Darüber hinaus betrifft die rechtliche Anzeige nicht alle Unternehmensformen. Einzelunternehmer (einschließlich Mikro-Unternehmer) sind nicht dieser Publikationspflicht unterworfen. Nur Gesellschaften (SARL, SAS, SA, SCI, SNC) müssen eine Anzeige bei ihrer Gründung veröffentlichen und dann bei jeder Satzungsänderung oder Geschäftsaufgabe.
- Einzelunternehmen sind von der Veröffentlichung einer rechtlichen Anzeige befreit.

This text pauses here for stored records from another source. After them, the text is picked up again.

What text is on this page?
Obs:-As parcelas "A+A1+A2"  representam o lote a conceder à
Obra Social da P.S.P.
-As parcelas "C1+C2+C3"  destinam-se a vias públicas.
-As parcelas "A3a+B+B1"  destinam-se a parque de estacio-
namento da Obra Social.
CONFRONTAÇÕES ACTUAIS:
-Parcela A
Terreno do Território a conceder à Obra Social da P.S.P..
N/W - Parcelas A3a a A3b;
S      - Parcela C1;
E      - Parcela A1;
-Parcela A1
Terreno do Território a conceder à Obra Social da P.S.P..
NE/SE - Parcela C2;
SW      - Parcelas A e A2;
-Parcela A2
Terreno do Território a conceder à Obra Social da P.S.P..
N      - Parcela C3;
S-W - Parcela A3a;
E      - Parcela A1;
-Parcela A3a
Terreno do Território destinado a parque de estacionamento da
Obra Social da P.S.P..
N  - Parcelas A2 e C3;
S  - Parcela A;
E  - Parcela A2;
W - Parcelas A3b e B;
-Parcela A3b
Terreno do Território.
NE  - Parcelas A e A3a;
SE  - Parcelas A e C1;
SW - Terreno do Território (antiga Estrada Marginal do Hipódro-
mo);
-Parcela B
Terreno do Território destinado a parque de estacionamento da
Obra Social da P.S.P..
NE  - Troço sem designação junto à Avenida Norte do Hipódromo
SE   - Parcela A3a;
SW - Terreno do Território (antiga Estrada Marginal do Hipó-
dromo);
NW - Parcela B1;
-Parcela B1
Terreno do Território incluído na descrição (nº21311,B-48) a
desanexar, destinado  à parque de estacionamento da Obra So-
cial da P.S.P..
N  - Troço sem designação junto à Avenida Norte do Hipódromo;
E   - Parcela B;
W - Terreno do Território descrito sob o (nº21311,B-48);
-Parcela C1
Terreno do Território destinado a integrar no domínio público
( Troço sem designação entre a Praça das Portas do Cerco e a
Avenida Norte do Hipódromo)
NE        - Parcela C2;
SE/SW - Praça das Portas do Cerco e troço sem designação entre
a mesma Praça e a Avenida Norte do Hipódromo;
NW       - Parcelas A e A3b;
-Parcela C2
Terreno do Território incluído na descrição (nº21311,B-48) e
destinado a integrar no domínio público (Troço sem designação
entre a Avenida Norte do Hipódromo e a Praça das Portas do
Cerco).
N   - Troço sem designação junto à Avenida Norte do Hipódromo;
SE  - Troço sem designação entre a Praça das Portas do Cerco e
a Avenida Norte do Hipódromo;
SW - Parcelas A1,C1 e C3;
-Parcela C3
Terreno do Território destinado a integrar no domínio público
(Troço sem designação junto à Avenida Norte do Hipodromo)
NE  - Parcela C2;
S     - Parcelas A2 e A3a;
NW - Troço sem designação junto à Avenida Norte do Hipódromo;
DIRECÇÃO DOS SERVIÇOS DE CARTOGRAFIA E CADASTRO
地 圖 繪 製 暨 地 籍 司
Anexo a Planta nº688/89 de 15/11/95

- Das Departement des Sitzes bestimmt das zugelassene Medium und den anwendbaren Tarif.
- Ein Fehler in der veröffentlichten Anzeige erfordert eine Korrektur, die ebenfalls kostenpflichtig ist und denselben Publikationsregeln unterliegt.
Die Veröffentlichung seiner rechtlichen Anzeigen online ist Teil eines nun vollständig digitalen Gründungsprozesses. Der Gewinn liegt weniger im Preis, der durch den Staat geregelt ist, als in der Beseitigung von Postlaufzeiten, der Reduzierung von Eingabefehlern und der direkten Kompatibilität mit dem einheitlichen Schalter. Für die betroffenen Gesellschaften ist dies ein konkreter Hebel zur Beschleunigung der Immatrikulation.